A recent study by scientists in the US, reported in last month's edition of the journal Arthritis & Rheumatism​, suggests that Tripterygium wilfordii Hook F (TWHF), or 'thunder god vine', could help ease the symptoms of the painful ailment.

A team from the US National Institutes of Health, led by Dr Xuelian Tao, found that extracts of TWHF in a variety of doses were effective at alleviating rheumatoid arthritis, a disease caused by a deterioration of the tissue around the joints.

Rheumatoid arthritis can be easily treated using non-steroidal anti-inflammatory drugs (NSAIDs) or steroids, which help alleviate the inflammation of the joints. However, such drugs are known to carry a risk of significant side effects such as osteoporosis or ulcers.

Although Tao's study focused on only a small group of sufferers - just 35 people took part in the research, and only 21 completed it - the results were positive enough to merit further study, the researchers said.

The study participants were divided into groups and given 180 milligrams of TWHF, 360 milligrams of the TWHF or a placebo over a period of 20 weeks. Eight of those people on the high dose of TWHF and four of those on the lower dosage showed a 20 per cent improvement or better in their symptoms, while none of those in the placebo group showed any improvement.

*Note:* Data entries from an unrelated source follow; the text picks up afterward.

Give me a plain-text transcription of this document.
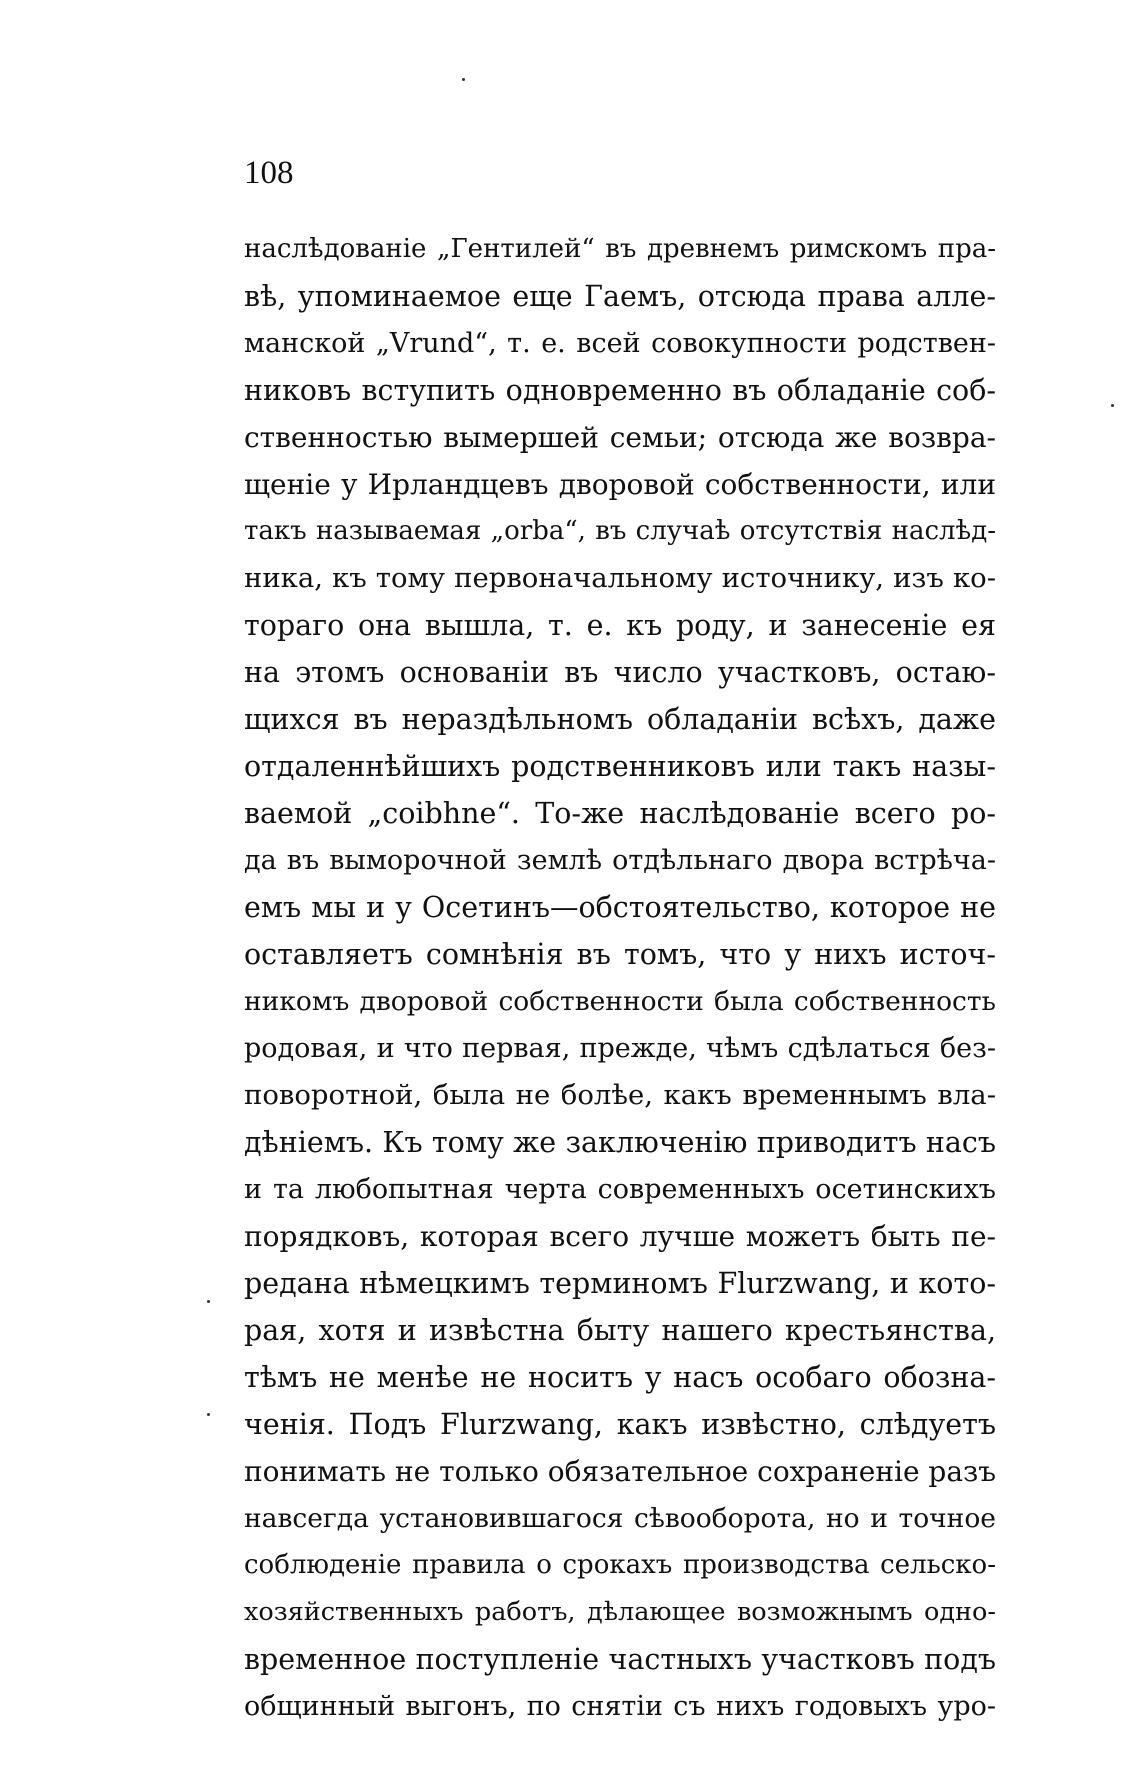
108
наслѣдованіе „Гентилей“ въ древнемъ римскомъ пра-
вѣ, упоминаемое еще Гаемъ, отсюда права алле-
манской „Vrund“, т. е. всей совокупности родствен-
никовъ вступить одновременно въ обладаніе соб-
ственностью вымершей семьи; отсюда же возвра-
щеніе у Ирландцевъ дворовой собственности, или
такъ называемая „orba“, въ случаѣ отсутствія наслѣд-
ника, къ тому первоначальному источнику, изъ ко-
тораго она вышла, т. е. къ роду, и занесеніе ея
на этомъ основаніи въ число участковъ, остаю-
щихся въ нераздѣльномъ обладаніи всѣхъ, даже
отдаленнѣйшихъ родственниковъ или такъ назы-
ваемой „coibhne“. То-же наслѣдованіе всего ро-
да въ выморочной землѣ отдѣльнаго двора встрѣча-
емъ мы и у Осетинъ—обстоятельство, которое не
оставляетъ сомнѣнія въ томъ, что у нихъ источ-
никомъ дворовой собственности была собственность
родовая, и что первая, прежде, чѣмъ сдѣлаться без-
поворотной, была не болѣе, какъ временнымъ вла-
дѣніемъ. Къ тому же заключенію приводитъ насъ
и та любопытная черта современныхъ осетинскихъ
порядковъ, которая всего лучше можетъ быть пе-
редана нѣмецкимъ терминомъ Flurzwang, и кото-
рая, хотя и извѣстна быту нашего крестьянства,
тѣмъ не менѣе не носитъ у насъ особаго обозна-
ченія. Подъ Flurzwang, какъ извѣстно, слѣдуетъ
понимать не только обязательное сохраненіе разъ
навсегда установившагося сѣвооборота, но и точное
соблюденіе правила о срокахъ производства сельско-
хозяйственныхъ работъ, дѣлающее возможнымъ одно-
временное поступленіе частныхъ участковъ подъ
общинный выгонъ, по снятіи съ нихъ годовыхъ уро-
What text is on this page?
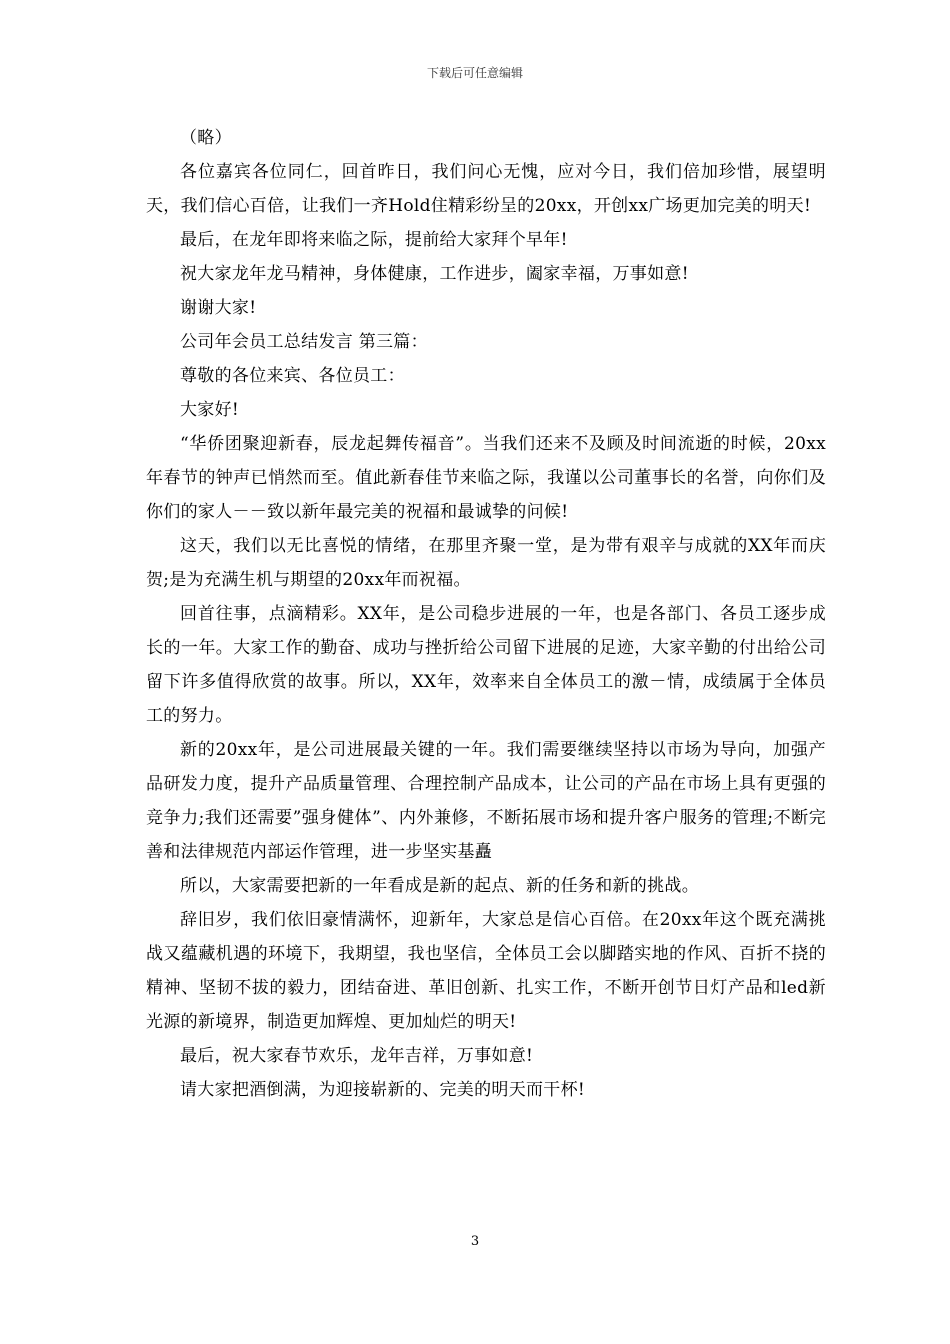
下载后可任意编辑

（略）

各位嘉宾各位同仁，回首昨日，我们问心无愧，应对今日，我们倍加珍惜，展望明天，我们信心百倍，让我们一齐Hold住精彩纷呈的20xx，开创xx广场更加完美的明天!

最后，在龙年即将来临之际，提前给大家拜个早年!

祝大家龙年龙马精神，身体健康，工作进步，阖家幸福，万事如意!

谢谢大家!

公司年会员工总结发言 第三篇：

尊敬的各位来宾、各位员工：

大家好!

“华侨团聚迎新春，辰龙起舞传福音”。当我们还来不及顾及时间流逝的时候，20xx年春节的钟声已悄然而至。值此新春佳节来临之际，我谨以公司董事长的名誉，向你们及你们的家人－－致以新年最完美的祝福和最诚挚的问候!

这天，我们以无比喜悦的情绪，在那里齐聚一堂，是为带有艰辛与成就的XX年而庆贺;是为充满生机与期望的20xx年而祝福。

回首往事，点滴精彩。XX年，是公司稳步进展的一年，也是各部门、各员工逐步成长的一年。大家工作的勤奋、成功与挫折给公司留下进展的足迹，大家辛勤的付出给公司留下许多值得欣赏的故事。所以，XX年，效率来自全体员工的激－情，成绩属于全体员工的努力。

新的20xx年，是公司进展最关键的一年。我们需要继续坚持以市场为导向，加强产品研发力度，提升产品质量管理、合理控制产品成本，让公司的产品在市场上具有更强的竞争力;我们还需要”强身健体”、内外兼修，不断拓展市场和提升客户服务的管理;不断完善和法律规范内部运作管理，进一步坚实基矗

所以，大家需要把新的一年看成是新的起点、新的任务和新的挑战。

辞旧岁，我们依旧豪情满怀，迎新年，大家总是信心百倍。在20xx年这个既充满挑战又蕴藏机遇的环境下，我期望，我也坚信，全体员工会以脚踏实地的作风、百折不挠的精神、坚韧不拔的毅力，团结奋进、革旧创新、扎实工作，不断开创节日灯产品和led新光源的新境界，制造更加辉煌、更加灿烂的明天!

最后，祝大家春节欢乐，龙年吉祥，万事如意!

请大家把酒倒满，为迎接崭新的、完美的明天而干杯!

3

However, Tao's team also noted that six study participants on the high dosage and five on the lower intake also suffered side-effects from the treatment, including hair loss, heartburn and diarrhoea. This may not necessarily undermine the efficacy of the herb as an arthritis treatment, however, since five people in the placebo group also suffered similar side-effects, suggesting that TWHF may not be the cause of the symptoms.